Kombucha drink increases in popularity among campus students
If you’re like me then you’ve probably never heard of kombucha, and no it’s not a type of food. However, kombucha is a growing trend in the world of healthy living.
Kombucha is a sweetened black or green tea that’s fermented by adding a special type of bacteria called SCOBY, which stands for symbiotic culture of bacteria and yeast. Kombucha “soda” can be made by bottling said fermented tea with fruit or juice and letting it sit for a few days until fizzy.
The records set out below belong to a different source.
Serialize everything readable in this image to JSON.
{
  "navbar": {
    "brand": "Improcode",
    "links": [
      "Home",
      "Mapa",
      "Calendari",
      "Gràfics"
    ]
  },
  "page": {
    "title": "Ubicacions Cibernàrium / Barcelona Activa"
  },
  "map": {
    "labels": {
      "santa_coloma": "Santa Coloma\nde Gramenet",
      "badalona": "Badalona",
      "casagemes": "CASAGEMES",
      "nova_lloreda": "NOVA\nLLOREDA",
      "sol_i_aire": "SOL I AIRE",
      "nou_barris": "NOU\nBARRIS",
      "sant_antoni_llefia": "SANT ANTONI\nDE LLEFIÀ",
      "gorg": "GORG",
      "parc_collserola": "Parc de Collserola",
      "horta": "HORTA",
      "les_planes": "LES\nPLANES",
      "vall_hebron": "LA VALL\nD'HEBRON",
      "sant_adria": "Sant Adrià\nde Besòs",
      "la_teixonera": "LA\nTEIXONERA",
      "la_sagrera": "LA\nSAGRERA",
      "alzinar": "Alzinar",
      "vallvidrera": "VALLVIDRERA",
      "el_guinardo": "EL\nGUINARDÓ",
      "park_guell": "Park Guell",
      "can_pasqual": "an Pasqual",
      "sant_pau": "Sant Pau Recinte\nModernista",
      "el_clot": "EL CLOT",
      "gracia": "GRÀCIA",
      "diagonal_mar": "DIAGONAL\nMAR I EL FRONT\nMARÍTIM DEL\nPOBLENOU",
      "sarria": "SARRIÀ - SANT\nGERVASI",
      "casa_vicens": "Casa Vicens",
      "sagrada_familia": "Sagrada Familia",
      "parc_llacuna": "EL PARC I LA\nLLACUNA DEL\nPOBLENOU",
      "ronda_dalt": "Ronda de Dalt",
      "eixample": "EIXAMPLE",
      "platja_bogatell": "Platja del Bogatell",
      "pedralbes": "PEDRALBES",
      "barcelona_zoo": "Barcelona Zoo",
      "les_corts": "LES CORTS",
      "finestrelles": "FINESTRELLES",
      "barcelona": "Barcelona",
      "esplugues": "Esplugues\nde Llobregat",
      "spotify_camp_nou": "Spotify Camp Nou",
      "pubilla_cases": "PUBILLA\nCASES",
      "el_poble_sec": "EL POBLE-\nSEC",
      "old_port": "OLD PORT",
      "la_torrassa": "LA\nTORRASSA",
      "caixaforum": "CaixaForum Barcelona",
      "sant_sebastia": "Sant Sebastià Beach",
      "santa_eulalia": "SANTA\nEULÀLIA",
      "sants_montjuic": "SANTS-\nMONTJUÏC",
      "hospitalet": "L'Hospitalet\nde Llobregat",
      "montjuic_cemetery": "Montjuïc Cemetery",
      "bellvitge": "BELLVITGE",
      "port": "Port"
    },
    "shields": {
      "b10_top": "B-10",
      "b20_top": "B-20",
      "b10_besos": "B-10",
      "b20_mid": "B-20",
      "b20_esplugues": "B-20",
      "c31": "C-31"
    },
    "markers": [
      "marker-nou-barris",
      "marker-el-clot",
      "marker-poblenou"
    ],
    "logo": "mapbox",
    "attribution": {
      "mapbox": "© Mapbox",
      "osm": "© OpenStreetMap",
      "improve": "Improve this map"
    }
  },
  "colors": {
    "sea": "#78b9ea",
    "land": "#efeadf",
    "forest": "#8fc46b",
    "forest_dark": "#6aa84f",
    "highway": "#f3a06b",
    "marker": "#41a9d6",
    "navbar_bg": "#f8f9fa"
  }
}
Some sources claim the drink dates back to around 400 CE from a physician in Japan named Kombu who created the drink to treat many illnesses. The ingredients for making kombucha are water, your preferred tea, sugar and the SCOBY. First pour hot water and sugar into a large jar, then steep the tea for about one to two hours. After that is done remove the tea bag and add the SCOBY after the mixture has cooled down. Cover the jar tightly with a paper towel and rubber band. Store the jar in a dry, and warm place away from direct sunlight and let it ferment for about 7-16 days.
Though the drink is technically a tea it tastes nothing like it. In fact, many commercial producers add different juices after the brewing process is over to make it taste better. Flavors include raspberry, grape, strawberry and the most popular flavor is ginger.
A simple Google search for “how to make kombucha” yields thousands of others who can help clarify this simple process for making your own kombucha. While about $3/bottle in store, it’s much cheaper to make at home. If you need a SCOBY, senior communication major Emily Wood would love to share hers.
Some may cringe at the thought of drinking something produced by a slimy, rubbery, algae-looking bacteria, but many people continue drinking it for the health benefits. A few claims say the tea is able to cure diabetes, improve the immune system, cleanse and detox the body and also give an energy boost.
Many claim this ancient drink is a rich source of probiotics, amino acids, vitamin B and enzymes.
“I usually drink kombucha at farmers’ markets over in Colorado. The locals make it and the drink comes in exotic flavors which is always interesting. Plus, the health benefits are great,” says sophomore theology and religious education major Nathan Mena.
But with any given fermented drink, there’s room for error. “It’s easy to contaminate the kombucha when it’s fermenting, and that can cause a lot of issues like getting sick,” explains Mena.
Pastor Rich Carlson, vice president of spiritual life comments, “In my opinion, if the chances of getting sick or hurting yourself are greater than the actual health benefits in the kombucha tea, then you shouldn’t drink it.”
The issue of alcohol produced by the fermenting process is another potential drawback. While the alcohol content is less than 0.5%, some companies still place a warning on its kombucha bottles for people attempting to avoid alcohol altogether, something of particular importance to Seventh-day Adventists. However, a large number of students on-campus consume (and sometimes even brew their own) kombucha.
“One of my friends introduced it to me a while back and I've been drinking it ever since,” says freshman Internatuonal Rescue and Relief major Madison Kamarad. “As far as the whole issue about the alcohol content, I spoke with a mentor from my academy and I don’t think it’s big enough to harm anyone. But if it’s a concern with some people then they probably shouldn’t drink it; there are other healthy substitutes out there.”
Even though it might be an acquired taste, give it a try; kombucha might become your new favorite drink.
Caroline Guchu is a sophomore studying communication.